Hier, on apprenait que Ronaldinho, éloigné du foot pro depuis 2015, serait candidat pour être sénateur de l’État de Minas Gerais (sud-est). À 37 ans, l’ancien numéro 10 de la Seleçao aurait accepté de se lancer après une discussion récente avec les dirigeants du parti à Rio. À cette occasion, le natif de Porto Alegre avait même posé avec un livre du député controversé Jair Bolsonaro, qui pourrait se présenter à la présidentielle en 2018 sous l’étiquette Patriota. D’après UOL Esporte, qui confirmait l’information, l’ex-numéro 10 avait donné son accord verbal pour s’engager. Mais la candidature devait être officialisée en mars.

 

 

 

Au vu du CV de Jair Bolsonaro (62 ans), cette arrivée de Ronaldinho en politique a effrayé beaucoup de gens sur les réseaux sociaux, à commencer par de nombreux Brésiliens.

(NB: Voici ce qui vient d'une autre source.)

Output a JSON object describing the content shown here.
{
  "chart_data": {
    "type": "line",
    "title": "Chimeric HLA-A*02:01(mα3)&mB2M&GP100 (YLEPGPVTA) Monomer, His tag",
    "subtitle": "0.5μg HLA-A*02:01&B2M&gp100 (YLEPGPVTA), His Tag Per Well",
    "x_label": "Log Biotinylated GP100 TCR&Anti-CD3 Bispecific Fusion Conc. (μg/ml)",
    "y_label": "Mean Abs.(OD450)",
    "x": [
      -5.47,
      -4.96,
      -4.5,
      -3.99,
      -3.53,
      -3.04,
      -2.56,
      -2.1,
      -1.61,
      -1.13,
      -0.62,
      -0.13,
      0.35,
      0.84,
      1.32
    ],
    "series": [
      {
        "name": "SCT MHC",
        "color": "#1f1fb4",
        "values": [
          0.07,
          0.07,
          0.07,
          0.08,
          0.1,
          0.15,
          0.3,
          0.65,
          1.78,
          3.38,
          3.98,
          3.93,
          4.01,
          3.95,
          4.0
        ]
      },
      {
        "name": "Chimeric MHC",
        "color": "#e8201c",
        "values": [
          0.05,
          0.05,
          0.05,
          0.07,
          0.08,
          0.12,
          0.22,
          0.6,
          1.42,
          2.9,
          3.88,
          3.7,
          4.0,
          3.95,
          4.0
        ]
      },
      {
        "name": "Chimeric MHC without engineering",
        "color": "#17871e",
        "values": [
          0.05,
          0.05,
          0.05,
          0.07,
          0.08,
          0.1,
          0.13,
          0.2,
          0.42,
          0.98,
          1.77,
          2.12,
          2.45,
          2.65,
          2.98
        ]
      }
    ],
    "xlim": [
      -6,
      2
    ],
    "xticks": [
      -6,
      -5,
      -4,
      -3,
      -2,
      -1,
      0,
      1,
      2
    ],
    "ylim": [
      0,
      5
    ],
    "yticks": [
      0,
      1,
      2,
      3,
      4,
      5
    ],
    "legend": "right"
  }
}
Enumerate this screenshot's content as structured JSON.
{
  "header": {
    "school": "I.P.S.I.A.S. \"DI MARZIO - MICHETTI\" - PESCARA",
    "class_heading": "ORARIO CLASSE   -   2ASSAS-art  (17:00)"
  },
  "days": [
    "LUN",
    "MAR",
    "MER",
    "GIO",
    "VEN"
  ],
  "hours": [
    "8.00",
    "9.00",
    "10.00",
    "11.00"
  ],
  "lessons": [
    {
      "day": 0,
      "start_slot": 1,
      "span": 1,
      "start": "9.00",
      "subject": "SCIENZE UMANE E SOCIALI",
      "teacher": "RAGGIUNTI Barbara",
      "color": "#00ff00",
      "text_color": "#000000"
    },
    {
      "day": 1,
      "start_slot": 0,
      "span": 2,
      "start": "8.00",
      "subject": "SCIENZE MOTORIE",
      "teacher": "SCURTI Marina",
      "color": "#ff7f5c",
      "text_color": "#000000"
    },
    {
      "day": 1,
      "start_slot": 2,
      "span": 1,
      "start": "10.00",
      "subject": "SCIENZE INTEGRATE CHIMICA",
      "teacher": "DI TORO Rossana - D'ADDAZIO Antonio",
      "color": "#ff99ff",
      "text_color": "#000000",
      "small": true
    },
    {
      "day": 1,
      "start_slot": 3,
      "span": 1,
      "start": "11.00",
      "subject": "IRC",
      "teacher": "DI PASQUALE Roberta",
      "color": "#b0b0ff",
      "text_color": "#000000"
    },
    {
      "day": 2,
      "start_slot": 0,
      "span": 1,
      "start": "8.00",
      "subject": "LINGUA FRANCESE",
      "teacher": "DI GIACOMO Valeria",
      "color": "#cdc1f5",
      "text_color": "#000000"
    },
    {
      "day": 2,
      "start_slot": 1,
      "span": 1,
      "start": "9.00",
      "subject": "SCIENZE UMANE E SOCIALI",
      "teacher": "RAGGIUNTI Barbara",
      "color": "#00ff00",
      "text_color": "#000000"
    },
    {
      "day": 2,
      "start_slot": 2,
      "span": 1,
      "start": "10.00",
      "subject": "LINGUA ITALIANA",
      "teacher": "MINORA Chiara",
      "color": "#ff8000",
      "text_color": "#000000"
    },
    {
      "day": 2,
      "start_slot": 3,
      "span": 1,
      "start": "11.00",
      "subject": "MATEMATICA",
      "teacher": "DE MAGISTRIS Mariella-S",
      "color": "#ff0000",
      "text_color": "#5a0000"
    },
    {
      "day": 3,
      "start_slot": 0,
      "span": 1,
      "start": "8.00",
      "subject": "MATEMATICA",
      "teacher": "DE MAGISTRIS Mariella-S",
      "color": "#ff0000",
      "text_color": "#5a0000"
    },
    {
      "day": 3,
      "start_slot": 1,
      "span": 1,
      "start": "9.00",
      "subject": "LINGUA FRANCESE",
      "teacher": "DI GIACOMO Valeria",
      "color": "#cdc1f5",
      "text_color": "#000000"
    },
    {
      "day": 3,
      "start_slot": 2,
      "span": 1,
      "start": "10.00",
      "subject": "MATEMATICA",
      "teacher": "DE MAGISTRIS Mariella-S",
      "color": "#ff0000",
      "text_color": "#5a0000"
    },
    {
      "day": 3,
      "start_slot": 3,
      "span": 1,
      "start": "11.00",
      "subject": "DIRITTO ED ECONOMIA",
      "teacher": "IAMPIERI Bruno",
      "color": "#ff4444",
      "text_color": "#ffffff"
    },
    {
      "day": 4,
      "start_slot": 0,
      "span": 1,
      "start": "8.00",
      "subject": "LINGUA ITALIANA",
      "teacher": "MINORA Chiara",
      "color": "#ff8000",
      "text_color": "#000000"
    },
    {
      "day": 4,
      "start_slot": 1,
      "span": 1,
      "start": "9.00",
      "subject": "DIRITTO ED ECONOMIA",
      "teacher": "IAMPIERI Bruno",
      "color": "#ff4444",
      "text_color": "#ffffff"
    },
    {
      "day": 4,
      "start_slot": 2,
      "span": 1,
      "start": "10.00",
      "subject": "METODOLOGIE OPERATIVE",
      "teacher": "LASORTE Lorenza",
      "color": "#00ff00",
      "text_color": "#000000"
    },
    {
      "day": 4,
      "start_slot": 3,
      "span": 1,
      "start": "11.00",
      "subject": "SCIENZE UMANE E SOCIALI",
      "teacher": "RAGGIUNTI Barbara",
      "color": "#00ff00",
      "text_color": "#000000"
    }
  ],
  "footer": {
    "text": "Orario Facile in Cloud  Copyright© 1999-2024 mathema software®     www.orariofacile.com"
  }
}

Car ce député conservateur et ancien militaire est connu pour ses prises de position très à droite et notamment en faveur de la peine de mort ou encore de la torture, en plus d’être un habitué des propos racistes et homophobes. Celui qui a « Jésus dans le coeur », a notamment affirmé qu’une députée de gauche ne « méritait pas d’être violée » ou encore qu’il préférerait voir son fils « tué dans un accident » plutôt qu’homosexuel.